Mesmo publicado num blog da esgotosfera policial, como foi o caso, o artigo deveria ter sido farejado pelos comandantes de Aguiar e lhe rendido uma punição exemplar. Não foi, e ainda ficou pior: a diatribe chamou a atenção dos editores do jornal paranaense Gazeta do Povo, que a reembalou e republicou para um público muito maior.

Ainda assim, nada ocorreu a Aguiar. Ao contrário –  ele segue com cargo de confiança na corporação. Recebe, limpos, mais de R$ 18 mil mensais, segundo o Portal da Transparência.

A leniência das autoridades com a radicalização à extrema direita das forças de segurança vai muito além do major, no entanto. O nome do Corpo de Bombeiros do Distrito Federal, por exemplo, vem sendo há 12 anos usado por um site para vender conteúdo fascista e politicamente enviesado – além de publicidade.
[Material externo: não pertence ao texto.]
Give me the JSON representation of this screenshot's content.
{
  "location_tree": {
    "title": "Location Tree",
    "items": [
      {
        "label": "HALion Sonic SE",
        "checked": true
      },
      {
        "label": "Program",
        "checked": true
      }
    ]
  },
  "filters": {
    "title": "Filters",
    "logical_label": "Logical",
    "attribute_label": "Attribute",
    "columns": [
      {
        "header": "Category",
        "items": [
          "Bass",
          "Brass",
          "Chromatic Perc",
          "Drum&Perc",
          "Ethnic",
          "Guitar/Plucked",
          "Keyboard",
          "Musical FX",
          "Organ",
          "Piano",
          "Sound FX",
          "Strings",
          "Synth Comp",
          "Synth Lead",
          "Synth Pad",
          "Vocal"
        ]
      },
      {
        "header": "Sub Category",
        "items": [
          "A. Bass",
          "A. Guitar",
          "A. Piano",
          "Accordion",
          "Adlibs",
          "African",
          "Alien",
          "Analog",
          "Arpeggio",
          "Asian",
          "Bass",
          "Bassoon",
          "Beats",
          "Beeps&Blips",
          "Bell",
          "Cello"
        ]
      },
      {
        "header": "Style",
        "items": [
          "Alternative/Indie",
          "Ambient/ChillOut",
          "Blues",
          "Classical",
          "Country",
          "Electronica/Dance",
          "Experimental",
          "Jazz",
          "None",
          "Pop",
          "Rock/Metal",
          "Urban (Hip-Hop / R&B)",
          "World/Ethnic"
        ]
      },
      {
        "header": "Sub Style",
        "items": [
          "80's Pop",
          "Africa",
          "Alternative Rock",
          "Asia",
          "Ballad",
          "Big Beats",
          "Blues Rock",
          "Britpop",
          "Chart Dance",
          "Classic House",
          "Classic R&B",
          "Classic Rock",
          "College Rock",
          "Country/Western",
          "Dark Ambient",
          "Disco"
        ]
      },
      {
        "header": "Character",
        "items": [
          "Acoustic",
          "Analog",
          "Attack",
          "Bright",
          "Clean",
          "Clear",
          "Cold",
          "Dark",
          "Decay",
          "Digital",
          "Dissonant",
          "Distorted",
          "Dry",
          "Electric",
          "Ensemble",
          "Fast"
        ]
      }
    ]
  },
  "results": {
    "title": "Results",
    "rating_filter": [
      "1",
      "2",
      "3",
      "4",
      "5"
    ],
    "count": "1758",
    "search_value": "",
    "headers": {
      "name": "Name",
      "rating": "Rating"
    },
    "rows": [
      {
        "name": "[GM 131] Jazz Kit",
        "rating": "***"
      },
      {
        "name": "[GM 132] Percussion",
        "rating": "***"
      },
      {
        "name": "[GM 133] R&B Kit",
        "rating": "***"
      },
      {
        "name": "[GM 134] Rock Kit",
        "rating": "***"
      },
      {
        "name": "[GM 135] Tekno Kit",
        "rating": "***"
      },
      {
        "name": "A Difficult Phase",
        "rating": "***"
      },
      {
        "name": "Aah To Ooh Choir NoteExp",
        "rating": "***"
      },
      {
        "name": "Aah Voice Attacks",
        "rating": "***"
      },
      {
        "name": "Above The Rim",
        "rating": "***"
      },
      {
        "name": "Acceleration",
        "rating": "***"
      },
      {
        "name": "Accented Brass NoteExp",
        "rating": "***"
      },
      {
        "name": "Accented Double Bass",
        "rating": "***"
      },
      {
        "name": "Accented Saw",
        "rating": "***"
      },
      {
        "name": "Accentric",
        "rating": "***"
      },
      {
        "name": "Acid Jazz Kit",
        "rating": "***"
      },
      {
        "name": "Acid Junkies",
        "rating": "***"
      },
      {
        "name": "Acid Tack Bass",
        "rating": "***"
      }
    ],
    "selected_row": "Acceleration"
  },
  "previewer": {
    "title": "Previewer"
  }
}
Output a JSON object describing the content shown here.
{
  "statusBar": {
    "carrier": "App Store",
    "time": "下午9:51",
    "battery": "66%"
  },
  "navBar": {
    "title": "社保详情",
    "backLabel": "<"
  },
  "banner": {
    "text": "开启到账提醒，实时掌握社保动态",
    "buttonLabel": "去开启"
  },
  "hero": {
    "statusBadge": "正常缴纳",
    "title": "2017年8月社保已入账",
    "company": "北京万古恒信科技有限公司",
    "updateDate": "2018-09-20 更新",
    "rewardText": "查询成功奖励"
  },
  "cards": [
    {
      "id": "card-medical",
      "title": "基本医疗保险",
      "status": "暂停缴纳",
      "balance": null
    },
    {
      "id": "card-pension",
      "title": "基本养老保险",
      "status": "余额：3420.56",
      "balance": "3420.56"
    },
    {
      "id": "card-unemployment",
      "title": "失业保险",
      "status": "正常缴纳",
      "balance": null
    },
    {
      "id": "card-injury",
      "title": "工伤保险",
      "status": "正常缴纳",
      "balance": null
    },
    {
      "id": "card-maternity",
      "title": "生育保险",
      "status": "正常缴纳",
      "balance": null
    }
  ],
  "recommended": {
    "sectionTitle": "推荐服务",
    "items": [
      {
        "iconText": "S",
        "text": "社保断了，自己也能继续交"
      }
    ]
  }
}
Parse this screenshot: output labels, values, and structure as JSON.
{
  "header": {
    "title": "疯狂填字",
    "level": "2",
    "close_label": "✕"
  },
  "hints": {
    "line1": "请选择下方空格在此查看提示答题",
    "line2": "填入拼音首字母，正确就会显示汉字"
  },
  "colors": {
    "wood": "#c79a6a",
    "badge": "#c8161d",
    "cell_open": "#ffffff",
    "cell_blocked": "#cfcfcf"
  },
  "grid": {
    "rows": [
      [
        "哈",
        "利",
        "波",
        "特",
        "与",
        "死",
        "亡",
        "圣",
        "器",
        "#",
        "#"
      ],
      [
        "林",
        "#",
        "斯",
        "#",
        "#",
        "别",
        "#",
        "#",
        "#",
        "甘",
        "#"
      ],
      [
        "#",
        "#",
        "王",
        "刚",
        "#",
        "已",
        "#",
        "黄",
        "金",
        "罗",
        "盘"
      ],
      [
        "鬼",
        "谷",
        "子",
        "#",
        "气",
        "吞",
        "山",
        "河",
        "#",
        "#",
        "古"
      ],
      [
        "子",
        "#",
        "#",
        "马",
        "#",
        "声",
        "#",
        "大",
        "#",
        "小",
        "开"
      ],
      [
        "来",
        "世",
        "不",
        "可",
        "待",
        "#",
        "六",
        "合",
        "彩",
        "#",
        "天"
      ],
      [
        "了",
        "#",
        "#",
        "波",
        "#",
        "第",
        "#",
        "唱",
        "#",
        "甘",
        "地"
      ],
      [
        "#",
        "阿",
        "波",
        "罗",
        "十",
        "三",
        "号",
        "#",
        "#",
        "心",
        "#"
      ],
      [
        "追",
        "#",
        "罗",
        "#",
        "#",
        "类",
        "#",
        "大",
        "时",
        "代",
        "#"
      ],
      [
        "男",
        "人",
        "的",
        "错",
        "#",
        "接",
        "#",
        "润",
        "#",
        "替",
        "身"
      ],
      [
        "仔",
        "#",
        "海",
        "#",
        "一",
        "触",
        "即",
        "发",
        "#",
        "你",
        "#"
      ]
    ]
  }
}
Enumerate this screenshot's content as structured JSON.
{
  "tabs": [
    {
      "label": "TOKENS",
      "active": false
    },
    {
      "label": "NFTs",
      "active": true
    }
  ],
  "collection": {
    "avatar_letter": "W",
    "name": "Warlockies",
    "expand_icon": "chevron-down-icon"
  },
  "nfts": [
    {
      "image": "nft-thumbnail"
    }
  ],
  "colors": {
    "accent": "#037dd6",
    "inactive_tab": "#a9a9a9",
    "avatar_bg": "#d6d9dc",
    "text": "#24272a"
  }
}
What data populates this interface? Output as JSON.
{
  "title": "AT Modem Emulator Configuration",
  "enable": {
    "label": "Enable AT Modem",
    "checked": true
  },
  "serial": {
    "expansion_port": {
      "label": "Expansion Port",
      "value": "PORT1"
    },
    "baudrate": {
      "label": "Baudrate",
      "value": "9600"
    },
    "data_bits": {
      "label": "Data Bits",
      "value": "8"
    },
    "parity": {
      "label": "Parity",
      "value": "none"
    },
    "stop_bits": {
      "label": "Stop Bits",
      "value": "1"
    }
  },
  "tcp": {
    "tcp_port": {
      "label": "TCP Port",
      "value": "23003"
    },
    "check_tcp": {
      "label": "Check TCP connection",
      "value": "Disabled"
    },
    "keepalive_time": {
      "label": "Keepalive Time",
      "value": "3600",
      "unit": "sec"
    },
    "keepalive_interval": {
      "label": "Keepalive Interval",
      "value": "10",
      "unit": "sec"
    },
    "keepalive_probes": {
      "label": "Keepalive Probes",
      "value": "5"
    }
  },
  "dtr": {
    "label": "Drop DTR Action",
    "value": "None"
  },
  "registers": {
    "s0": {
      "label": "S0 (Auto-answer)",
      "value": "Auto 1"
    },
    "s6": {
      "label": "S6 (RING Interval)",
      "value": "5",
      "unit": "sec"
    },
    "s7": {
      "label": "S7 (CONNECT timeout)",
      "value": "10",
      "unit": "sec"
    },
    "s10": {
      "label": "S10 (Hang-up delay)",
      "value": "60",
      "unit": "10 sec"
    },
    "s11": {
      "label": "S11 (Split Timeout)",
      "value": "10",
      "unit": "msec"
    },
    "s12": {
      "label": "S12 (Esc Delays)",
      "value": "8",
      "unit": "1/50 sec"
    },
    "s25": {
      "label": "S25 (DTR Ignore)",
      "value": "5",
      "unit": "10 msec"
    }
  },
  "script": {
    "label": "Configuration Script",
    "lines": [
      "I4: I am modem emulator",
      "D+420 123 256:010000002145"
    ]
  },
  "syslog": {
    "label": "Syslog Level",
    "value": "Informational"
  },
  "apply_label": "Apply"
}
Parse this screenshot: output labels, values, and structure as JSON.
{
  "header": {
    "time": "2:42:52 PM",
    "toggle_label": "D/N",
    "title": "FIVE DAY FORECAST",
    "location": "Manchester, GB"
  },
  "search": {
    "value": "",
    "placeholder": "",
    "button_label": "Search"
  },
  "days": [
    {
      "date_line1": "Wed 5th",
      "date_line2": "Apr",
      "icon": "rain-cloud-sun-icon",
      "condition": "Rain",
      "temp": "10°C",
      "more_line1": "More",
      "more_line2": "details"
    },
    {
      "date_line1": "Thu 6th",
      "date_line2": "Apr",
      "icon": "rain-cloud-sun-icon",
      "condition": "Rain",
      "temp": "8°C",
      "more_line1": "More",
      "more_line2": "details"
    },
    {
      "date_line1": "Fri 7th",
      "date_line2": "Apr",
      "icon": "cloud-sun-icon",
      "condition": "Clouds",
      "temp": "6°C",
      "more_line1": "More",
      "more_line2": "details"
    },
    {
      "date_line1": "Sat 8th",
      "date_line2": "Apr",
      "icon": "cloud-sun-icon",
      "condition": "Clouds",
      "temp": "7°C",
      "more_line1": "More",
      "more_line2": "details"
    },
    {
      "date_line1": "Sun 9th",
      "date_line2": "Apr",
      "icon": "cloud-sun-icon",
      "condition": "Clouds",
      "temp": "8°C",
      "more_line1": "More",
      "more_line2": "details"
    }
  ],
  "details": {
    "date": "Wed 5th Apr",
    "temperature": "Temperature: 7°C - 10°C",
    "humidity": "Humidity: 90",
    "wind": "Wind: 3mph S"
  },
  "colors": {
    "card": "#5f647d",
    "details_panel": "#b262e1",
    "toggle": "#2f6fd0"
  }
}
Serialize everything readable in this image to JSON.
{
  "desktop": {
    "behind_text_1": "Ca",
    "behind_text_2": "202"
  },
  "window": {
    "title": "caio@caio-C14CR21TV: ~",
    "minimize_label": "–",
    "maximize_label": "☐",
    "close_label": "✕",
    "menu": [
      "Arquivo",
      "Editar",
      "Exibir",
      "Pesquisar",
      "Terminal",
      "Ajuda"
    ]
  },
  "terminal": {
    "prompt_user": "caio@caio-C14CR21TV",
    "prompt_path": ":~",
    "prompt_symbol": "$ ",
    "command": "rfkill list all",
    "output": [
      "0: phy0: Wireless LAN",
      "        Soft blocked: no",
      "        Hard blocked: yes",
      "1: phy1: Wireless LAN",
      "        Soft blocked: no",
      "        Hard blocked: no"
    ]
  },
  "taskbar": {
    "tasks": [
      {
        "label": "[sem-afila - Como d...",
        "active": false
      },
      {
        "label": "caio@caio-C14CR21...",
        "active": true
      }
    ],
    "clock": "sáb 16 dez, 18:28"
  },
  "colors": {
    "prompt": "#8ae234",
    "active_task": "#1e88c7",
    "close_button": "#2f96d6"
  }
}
É por isso que surpreende a zero pessoas bem-informadas a facilidade com que terroristas invadiram e destruíram o Palácio do Planalto, o Congresso Nacional e o Supremo Tribunal Federal neste domingo, dia 7, em Brasília. Já sabemos que colegas do major Aguiar bebericavam água de coco enquanto assistiam aos terroristas destruírem a Praça dos Três Poderes.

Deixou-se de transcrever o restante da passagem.